DIY Malm Bed Headboard Up-cycle


We've had this old IKEA Malm black-brown bed our entire marriage, it was time to get something nicer! So we decided to get ourselves a new bed! However, we still had this extra bed that wasn't looking so great. We decided to up-cycle and make it worth using in our guest room (recently created because we moved our daughters into the same room).

wood slats laid out
We started by buying all the wood for the headboard. We used 9 boards: 4 1x3, 3 1x2 and 4 1x4.
Figure out the sizes that you will need to cover your head board. Mine was a Queen size bed, so we cut the wood down to 68 inches because my queen headboard was 66.5 inches and we needed the extra space to cover our side pieces. You'll want a variety of sized boards so we spaced them out equally.

Start by sanding down the faces and edges of the board. Lay them out so you know which sides are going to be visible. We had some BEHR Grey paint on hand and decided to make it more of a stain so we could see the wood grain. Just add some water and dilute the paint down and it becomes more stain like consistency.

Let it dry for an hour at least when the weather is warm. You can do touch ups to get pieces that weren't completely covered, wait another hour. Next we clear coated it! We used Glidden Premium interior paint and primer. Again, let dry all the way before handling it.

Two coats of primer
Two coats of paint
Now before we assembled all the pieces together and built the new headboard, I decided we needed to do something about the rest of the bed. It was going to be this dark color that wasn't going to match anymore.

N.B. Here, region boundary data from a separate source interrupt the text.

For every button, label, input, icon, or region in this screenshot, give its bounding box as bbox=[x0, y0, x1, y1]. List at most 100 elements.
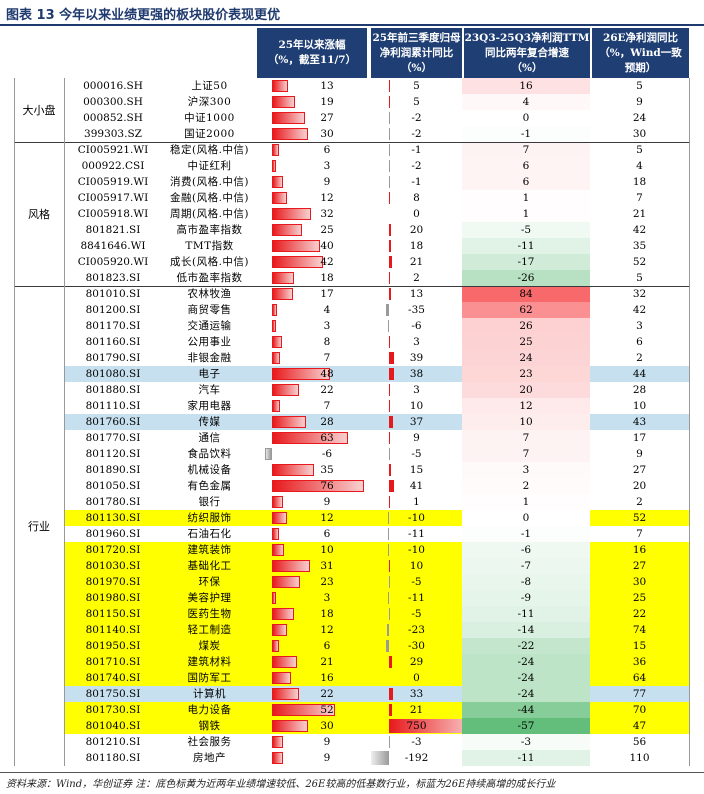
row-highlight bbox=[64, 542, 462, 558]
cell-26e: 7 bbox=[636, 528, 643, 540]
profit-value: 1 bbox=[413, 496, 420, 508]
cell-profit: 2 bbox=[371, 270, 462, 286]
cell-code: 801040.SI bbox=[85, 720, 141, 732]
cell-code: 801980.SI bbox=[85, 592, 141, 604]
profit-bar bbox=[389, 464, 391, 476]
cell-profit: -2 bbox=[371, 126, 462, 142]
cell-profit: -1 bbox=[371, 142, 462, 158]
cell-code: 801030.SI bbox=[85, 560, 141, 572]
cell-name: 房地产 bbox=[193, 752, 226, 764]
return-bar bbox=[272, 192, 287, 204]
cell-cagr: -7 bbox=[462, 558, 590, 574]
cell-profit: -23 bbox=[371, 622, 462, 638]
profit-value: 10 bbox=[409, 560, 424, 572]
return-bar bbox=[272, 416, 306, 428]
cell-code: CI005921.WI bbox=[77, 144, 149, 156]
cell-cagr: -24 bbox=[462, 686, 590, 702]
profit-value: -35 bbox=[408, 304, 425, 316]
header-26e-line1: 26E净利润同比 bbox=[602, 31, 679, 44]
cell-return: 7 bbox=[257, 350, 367, 366]
return-bar bbox=[272, 544, 285, 556]
cell-code: 801120.SI bbox=[85, 448, 141, 460]
title-bar: 图表 13 今年以来业绩更强的板块股价表现更优 bbox=[0, 0, 704, 26]
row-highlight bbox=[590, 606, 689, 622]
return-bar bbox=[272, 400, 281, 412]
group-label: 风格 bbox=[28, 208, 50, 221]
cell-code: 801180.SI bbox=[85, 752, 141, 764]
cell-code: 801760.SI bbox=[85, 416, 141, 428]
cell-return: 63 bbox=[257, 430, 367, 446]
profit-value: -2 bbox=[411, 160, 422, 172]
profit-bar bbox=[388, 608, 390, 620]
profit-bar bbox=[389, 256, 392, 268]
cell-name: 钢铁 bbox=[198, 720, 221, 732]
profit-bar bbox=[389, 288, 391, 300]
table-row: 801970.SI 环保 23 -5 -8 30 bbox=[14, 574, 689, 590]
header-26e-line2: （%，Wind一致 bbox=[599, 46, 682, 59]
profit-value: 39 bbox=[409, 352, 424, 364]
profit-bar bbox=[389, 704, 392, 716]
return-value: 9 bbox=[323, 496, 331, 508]
cell-profit: -35 bbox=[371, 302, 462, 318]
profit-value: -2 bbox=[411, 112, 422, 124]
return-bar bbox=[272, 560, 310, 572]
cell-profit: 39 bbox=[371, 350, 462, 366]
cell-return: 16 bbox=[257, 670, 367, 686]
return-value: 25 bbox=[320, 224, 334, 236]
return-value: 23 bbox=[320, 576, 334, 588]
cell-code: CI005919.WI bbox=[77, 176, 149, 188]
cell-return: 52 bbox=[257, 702, 367, 718]
cell-name: 低市盈率指数 bbox=[176, 272, 243, 284]
cell-return: 6 bbox=[257, 526, 367, 542]
cell-name: 纺织服饰 bbox=[187, 512, 232, 524]
cell-name: 汽车 bbox=[198, 384, 221, 396]
table-row: CI005921.WI 稳定(风格.中信) 6 -1 7 5 bbox=[14, 142, 689, 158]
cell-return: 7 bbox=[257, 398, 367, 414]
return-value: 28 bbox=[320, 416, 334, 428]
cell-26e: 22 bbox=[632, 608, 647, 620]
column-rule bbox=[64, 78, 65, 766]
cell-cagr: 25 bbox=[462, 334, 590, 350]
cell-26e: 28 bbox=[632, 384, 647, 396]
cell-name: 中证1000 bbox=[184, 112, 235, 124]
cell-26e: 6 bbox=[636, 336, 643, 348]
return-bar bbox=[272, 640, 280, 652]
group-label: 大小盘 bbox=[22, 104, 56, 117]
cell-cagr: -1 bbox=[462, 126, 590, 142]
table-row: 801880.SI 汽车 22 3 20 28 bbox=[14, 382, 689, 398]
cell-profit: 41 bbox=[371, 478, 462, 494]
cell-return: 9 bbox=[257, 750, 367, 766]
row-highlight bbox=[64, 510, 462, 526]
cell-return: 32 bbox=[257, 206, 367, 222]
cell-26e: 9 bbox=[636, 448, 643, 460]
cell-26e: 24 bbox=[632, 112, 647, 124]
cell-name: 煤炭 bbox=[198, 640, 221, 652]
cell-cagr: 3 bbox=[462, 462, 590, 478]
cell-26e: 77 bbox=[632, 688, 647, 700]
header-cagr-line3: （%） bbox=[511, 61, 543, 74]
cell-code: 801010.SI bbox=[85, 288, 141, 300]
profit-value: -11 bbox=[408, 592, 425, 604]
return-value: 10 bbox=[320, 544, 334, 556]
return-bar bbox=[272, 208, 311, 220]
header-profit: 25年前三季度归母 净利润累计同比 （%） bbox=[371, 28, 462, 78]
return-value: 40 bbox=[320, 240, 334, 252]
profit-bar bbox=[388, 736, 390, 748]
cell-26e: 35 bbox=[632, 240, 647, 252]
cell-cagr: 1 bbox=[462, 190, 590, 206]
cell-cagr: 4 bbox=[462, 94, 590, 110]
cell-code: 801750.SI bbox=[85, 688, 141, 700]
return-bar bbox=[272, 656, 298, 668]
cell-cagr: -11 bbox=[462, 238, 590, 254]
cell-name: 国防军工 bbox=[187, 672, 232, 684]
profit-value: -5 bbox=[411, 448, 422, 460]
cell-26e: 52 bbox=[632, 256, 647, 268]
return-value: 3 bbox=[323, 160, 331, 172]
profit-value: 13 bbox=[409, 288, 424, 300]
return-bar bbox=[272, 592, 276, 604]
cell-profit: 0 bbox=[371, 670, 462, 686]
cell-26e: 47 bbox=[632, 720, 647, 732]
cell-code: 801823.SI bbox=[85, 272, 141, 284]
cell-code: 801710.SI bbox=[85, 656, 141, 668]
row-highlight bbox=[64, 654, 462, 670]
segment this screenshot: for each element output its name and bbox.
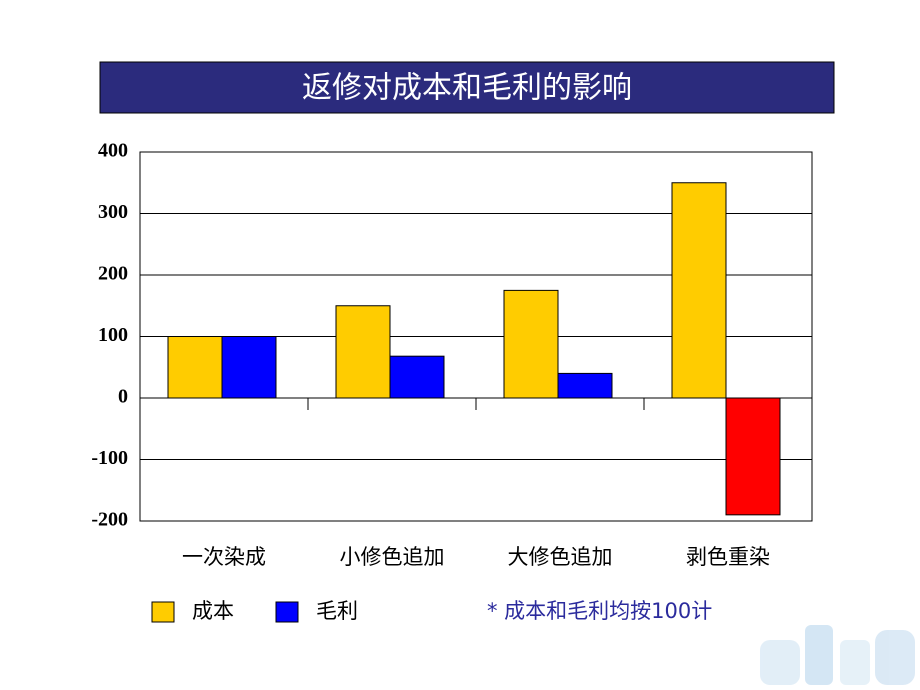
decoration xyxy=(760,625,915,685)
bar xyxy=(503,289,559,399)
bar xyxy=(671,182,727,399)
x-tick-label: 小修色追加 xyxy=(340,545,445,569)
bar xyxy=(221,336,277,399)
bar xyxy=(557,372,613,399)
title-box xyxy=(99,61,835,114)
bar xyxy=(725,397,781,516)
bar xyxy=(167,336,223,399)
y-tick-label: 200 xyxy=(98,263,128,285)
legend-label: 毛利 xyxy=(316,599,358,623)
legend-swatch xyxy=(275,601,299,623)
bar xyxy=(335,305,391,399)
annotation: * 成本和毛利均按100计 xyxy=(487,599,712,623)
chart-title: 返修对成本和毛利的影响 xyxy=(302,71,632,106)
x-tick-label: 剥色重染 xyxy=(686,545,770,569)
y-tick-label: 300 xyxy=(98,201,128,223)
legend-swatch xyxy=(151,601,175,623)
y-tick-label: 0 xyxy=(118,386,128,408)
bar xyxy=(389,355,445,399)
y-tick-label: 100 xyxy=(98,324,128,346)
legend-label: 成本 xyxy=(192,599,234,623)
y-tick-label: -200 xyxy=(91,509,128,531)
x-tick-label: 大修色追加 xyxy=(508,545,613,569)
y-tick-label: 400 xyxy=(98,140,128,162)
y-tick-label: -100 xyxy=(91,447,128,469)
x-tick-label: 一次染成 xyxy=(182,545,266,569)
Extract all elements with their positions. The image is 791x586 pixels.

So I got a primer, Valspar stainblocking primer/sealer and put two coats over everything I wanted it to be painted grey. Since the IKEA furniture isn't real wood, it's important you use a good primer prior to painting the wood! I also just used the paint as is and didn't add water to make it into a stain. I did use the same color, but it does appear darker than the headboard.

Side wood slat
Clamping the side to the top with liquid nail as well

Clamping the top two wood slats together

Once everything was dry we got to the fun part! Take your two side pieces and nail them onto the sides of your current headboard. We started out using a hammer and nail, but realized a nail gun would be so much easier! So we eventually did that. In order to make it as strong as possible, we bought liquid nails as well and glued all the wood we could prior to nailing it on.

Start from the top in case some of the wood is off from the cuts and that way you can cover up any mistakes with your mattress and bedding! The top piece is placed directly on top of the two side pieces as a cover. The wood that is placed before the top of the original headboard can be tricky, so we used liquid nails and glued each piece together as well as using a clamp to keep them straight. One way to fix this issue is adding a piece of wood that fits in between the wood (behind the headboard where you will not see it) and you can nail your wood slats directly to it.

Eventually our wood slats became too wide and we couldn't use the clamps to keep the wood in place as we used the nail gun. This is why you will need two people for this job! Have the slats perfectly in place when hammering (or nail gunning) the nails into place. Continue the process until the head board is complete!! Step back and enjoy your masterpiece!